Responding to the terrorist attacks in Paris

A friend posted on Facebook today:
The hard question is, if bombing them (etc) in retaliation isn't the answer, then what is?
Here's my response:
I think (recent) history makes it pretty clear that bombing will make things worse. Therefore, the least we can do is do nothing: at least that won't make stuff worse. It's not like we actually have to make an active response to everything that happens (or even that we do...), although doing nothing may not 'fly' very well politically in France right now.

In terms of things that would be actually positive, I think we need to show that we care about the people who are victims of the crazy wars going on in Yemen, Syria etc. at the moment.

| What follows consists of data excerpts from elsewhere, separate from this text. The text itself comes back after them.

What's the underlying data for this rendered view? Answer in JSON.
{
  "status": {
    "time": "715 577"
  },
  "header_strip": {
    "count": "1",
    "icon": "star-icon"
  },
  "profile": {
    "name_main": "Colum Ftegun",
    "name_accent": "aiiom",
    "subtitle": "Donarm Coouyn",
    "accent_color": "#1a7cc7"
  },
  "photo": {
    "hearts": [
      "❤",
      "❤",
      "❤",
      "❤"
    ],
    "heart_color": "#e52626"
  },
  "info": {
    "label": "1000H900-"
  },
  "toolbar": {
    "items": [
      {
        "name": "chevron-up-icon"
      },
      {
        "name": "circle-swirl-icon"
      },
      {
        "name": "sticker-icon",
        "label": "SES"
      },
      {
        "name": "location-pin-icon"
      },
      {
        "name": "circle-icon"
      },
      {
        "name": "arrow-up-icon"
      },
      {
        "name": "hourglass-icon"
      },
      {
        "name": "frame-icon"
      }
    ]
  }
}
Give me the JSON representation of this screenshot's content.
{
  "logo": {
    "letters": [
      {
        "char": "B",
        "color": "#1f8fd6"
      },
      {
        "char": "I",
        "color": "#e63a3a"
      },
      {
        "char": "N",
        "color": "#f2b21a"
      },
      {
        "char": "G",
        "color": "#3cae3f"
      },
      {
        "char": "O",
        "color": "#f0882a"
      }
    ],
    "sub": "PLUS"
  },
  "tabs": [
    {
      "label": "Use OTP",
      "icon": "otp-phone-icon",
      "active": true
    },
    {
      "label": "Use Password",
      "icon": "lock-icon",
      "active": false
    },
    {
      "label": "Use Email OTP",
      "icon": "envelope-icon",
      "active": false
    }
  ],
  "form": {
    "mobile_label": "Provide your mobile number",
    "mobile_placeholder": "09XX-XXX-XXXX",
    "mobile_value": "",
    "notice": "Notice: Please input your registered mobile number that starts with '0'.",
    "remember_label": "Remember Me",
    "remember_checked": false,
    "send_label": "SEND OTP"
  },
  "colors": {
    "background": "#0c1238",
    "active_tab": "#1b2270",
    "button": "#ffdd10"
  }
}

At a political level, that means things like:
- spending money on feeding refugees in the countries around Syria (the World Food Programme has recently had to cut everyone's rations in recent weeks as governments - like ours - aren't giving them much money) and providing whatever else they need;
- actually allowing medical supplies in Yemen. There's a blockade of US and its allies (which is a bloc that has NZ's moral support, if not practical support in this case) so nothing can get in. At the same time that the Saudis are bombing the heck out of them. I heard a doctor speaking on the BBC about amputating kids limbs without anaesthetics.  It wasn't pretty.  He has to do that because our allies bombed those kids, then our other allies prevented the doctors having access to anaesthetics.

At a local level, that means things like:
- getting to know any obviously Muslim people that are in your daily lives (parents of kids at school, shopkeepers, whatever). As you get to know them, you'll probably start to care about them, and they'll realise that;
- resisting attempts to make Muslims unwelcome in your local community. To me a big one here is making sure Muslim women are welcome to wear the hijab in public places. If they're not, many devout Muslim women simply won't go to those places: to them, it'd feel just as immodest as being topless feels to your average Kiwi woman. Muslims need to know they're welcomed and part of the community in order to feel they have a stake in New Zealand.  Once they have such a stake, they're unlikely to want to destroy what's become their home.

I believe that ISIS has two recruitment strategies. One is 'if you don't join us, we'll kill you', but the other is 'look how much they (i.e. we) hate us (i.e. Muslim people) - you need to join us and destroy them before they destroy you'.

I don't have any bright ideas on how to combat the first, but the second would fall apart if the West actually showed they cared.